Prep Time 10 minutes
Cook Time 5 minutes
Chill Time 2 hours
Total Time 2 hours 15 minutes
Course Dessert, Snack
Cuisine American
Servings 36 Small Squares

Ingredients
  

  • Peanut butter: Creamy, no-stir peanut butter works best (not natural/drippy).
  • Cashew butter: Creamy and smooth for texture and mild, buttery flavor.
  • Sweetened condensed milk: One 14-ounce can.
  • Unsalted butter: Adds richness and helps set the fudge.
  • Vanilla extract: Rounds out the flavor.
  • Fine sea salt: Just a pinch enhances sweetness.
  • Optional add-ins/toppings: Chopped roasted cashews or peanuts
  • Mini chocolate chips or a chocolate drizzle
  • Flaky sea salt
  • Cinnamon or espresso powder (a small pinch)

Instructions
 

  • Prep your pan: Line an 8x8-inch baking pan with parchment paper, leaving overhang on two sides for easy lifting.

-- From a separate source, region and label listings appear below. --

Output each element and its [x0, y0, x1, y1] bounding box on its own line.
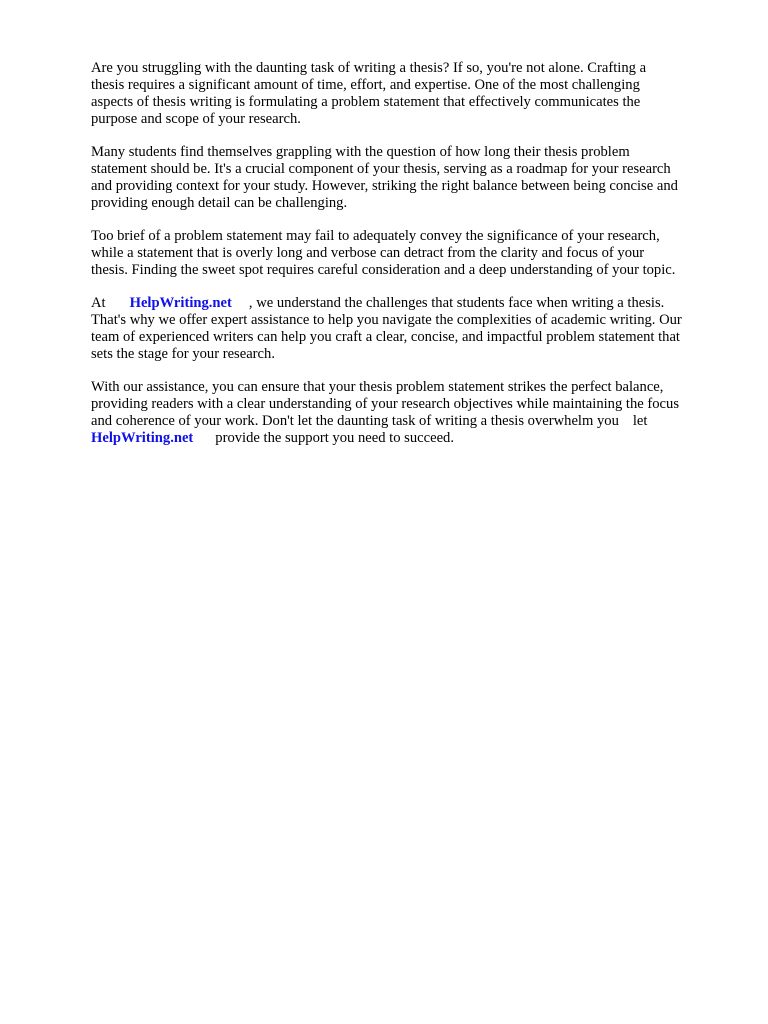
- text-line: providing readers with a clear understanding of your research objectives while maintaining the focus: [91, 396, 680, 412]
- text-line: That's why we offer expert assistance to help you navigate the complexities of academic writing. Our: [91, 312, 682, 328]
- text-line: and providing context for your study. However, striking the right balance between being concise and: [91, 178, 678, 194]
- text-line: With our assistance, you can ensure that your thesis problem statement strikes the perfect balance,: [91, 379, 664, 395]
- helpwriting-link[interactable]: HelpWriting.net: [91, 430, 194, 446]
- text-fragment: and coherence of your work. Don't let the daunting task of writing a thesis overwhelm you: [91, 413, 619, 429]
- paragraph-closing: [91, 379, 731, 447]
- paragraph-intro: [91, 60, 731, 128]
- text-fragment: let: [632, 413, 648, 429]
- text-line: while a statement that is overly long and verbose can detract from the clarity and focus of your: [91, 245, 645, 261]
- text-fragment: , we understand the challenges that students face when writing a thesis.: [248, 295, 665, 311]
- text-line: Too brief of a problem statement may fail to adequately convey the significance of your research,: [91, 228, 660, 244]
- paragraph-length-question: [91, 144, 731, 212]
- text-line: sets the stage for your research.: [91, 346, 275, 362]
- text-line: statement should be. It's a crucial component of your thesis, serving as a roadmap for your research: [91, 161, 671, 177]
- text-fragment: At: [91, 295, 106, 311]
- text-line: thesis requires a significant amount of time, effort, and expertise. One of the most challenging: [91, 77, 640, 93]
- paragraph-service: [91, 295, 731, 363]
- text-line: [91, 295, 731, 312]
- text-line: purpose and scope of your research.: [91, 111, 301, 127]
- text-line: Many students find themselves grappling with the question of how long their thesis problem: [91, 144, 630, 160]
- paragraph-balance: [91, 228, 731, 279]
- document-body: [91, 60, 731, 463]
- text-line: providing enough detail can be challenging.: [91, 195, 348, 211]
- text-line: Are you struggling with the daunting task of writing a thesis? If so, you're not alone. Crafting a: [91, 60, 647, 76]
- text-fragment: provide the support you need to succeed.: [215, 430, 454, 446]
- text-line: [91, 430, 731, 447]
- text-line: [91, 413, 731, 430]
- text-line: aspects of thesis writing is formulating a problem statement that effectively communicates the: [91, 94, 641, 110]
- helpwriting-link[interactable]: HelpWriting.net: [129, 295, 232, 311]
- text-line: team of experienced writers can help you craft a clear, concise, and impactful problem statement that: [91, 329, 680, 345]
- text-line: thesis. Finding the sweet spot requires careful consideration and a deep understanding of your topic.: [91, 262, 676, 278]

Lightly grease the parchment.
  • Measure and set up: In separate measuring cups, portion out 1 cup creamy peanut butter and 1 cup cashew butter. Open the condensed milk and set 4 tablespoons of butter aside.
  • Warm the base: In a medium saucepan over low heat, add the butter and sweetened condensed milk. Stir gently until the butter melts and the mixture looks silky, about 2–3 minutes. Do not boil.
  • Stir in the nut butters: Add the peanut butter and cashew butter. Continue stirring over low heat until everything is fully combined, thick, and smooth, 2–4 minutes. Scrape the bottom and corners to prevent scorching.
  • Flavor it: Remove from heat. Stir in 1 teaspoon vanilla extract and a pinch of fine sea salt. Taste and adjust salt if needed.
  • Add extras (optional): Fold in up to 1/2 cup chopped nuts or mini chocolate chips. If using chocolate chips, let the mixture cool 1–2 minutes before adding to prevent melting.
  • Transfer and level: Scoop the mixture into the lined pan. Smooth the top with a spatula. If you like, sprinkle flaky sea salt or extra chopped nuts over the surface.
  • Set the fudge: Refrigerate until firm, 2–3 hours. For the cleanest cuts, chill at least 4 hours or overnight.
  • Slice and serve: Lift out using the parchment overhang. Warm a sharp knife under hot water, wipe dry, and cut into 1-inch squares. Serve slightly chilled or at room temperature.